MSNBC had this link this morning. If Ezra Klein at Newsweek is right and the Financial Regulations recently passed put restrictions on the payday loan business then the fight is well worth it. What I really hope, however, is that there is a grass roots revolution in our attitudes toward debt. Our levels of debt are obscene on all levels, government and individual. I don't know if it is possible to reign it in without crashing the whole system. But the economic models that are based on infinite 'leverage' (a euphemism for debt) and unlimited industrial production are inherently unsustainable. Some bright person somewhere really needs to come up with something better.

So, the next big battle looming is over the Bush tax cuts. The issue is simple. Either Congress votes to extend them or they expire on Dec. 31. The opinion is split now. One group wants the cuts extended--end of story. They argue that it is folly to increase taxes on anyone when the economy is still so fragile. Another group wants the cuts to expire claiming that the revenues are needed to keep address the growing budget deficit. Another group wants to continue the tax cuts for those 'middle class' people who earn less than $200k ($250k/family) while letting them expire for anyone earning more. My attitude goes back to my response when the tax cuts were enacted--'Tax cut? WHAT tax cut??' I think we should let the cuts expire. We have had years of the wealthy and corporations getting breaks while the rest of us picked up the tab. After the cuts expire, we should look at tax breaks for those making less than $200k--the ones who have to spend what they make to live.
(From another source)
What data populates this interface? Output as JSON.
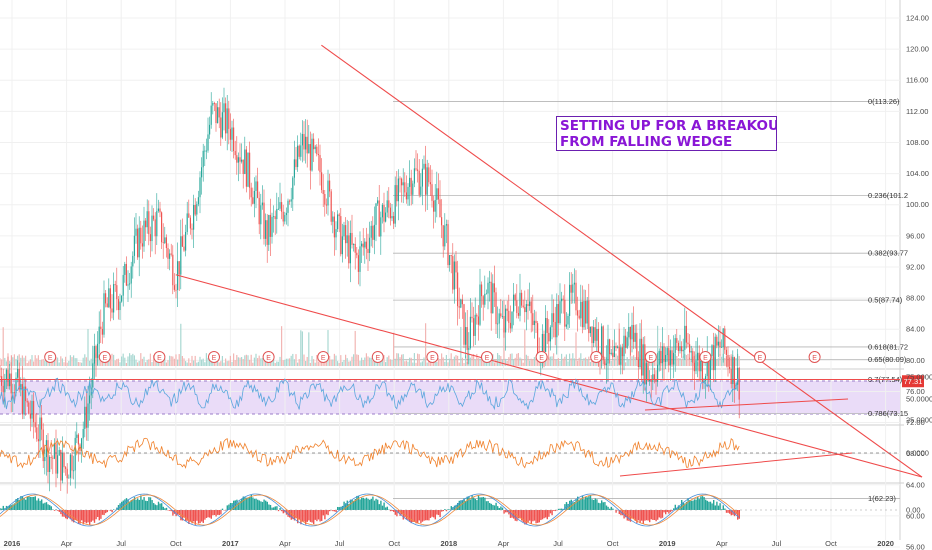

We have a consumer driven economy and they are the people who MUST spend.

For an interesting and related commentary with a nice history lesson thrown in take a look at this post. My first response to the whole notion of trickle down economics, when I first heard about it, was that what usually trickled down (piss and shit) you didn't want to trickle down on you. As it turned out we got the piss and shit while other countries got the real benefits of new jobs and increasing standards of living. And the whole notion is coming up again in arguments over the Bush tax cuts. Gollum lied when he promised that if the hobbits 'be nice to us, we'll be nice to them.' Our legislative Gollums are making the same promise. Why in the hell do we believe them?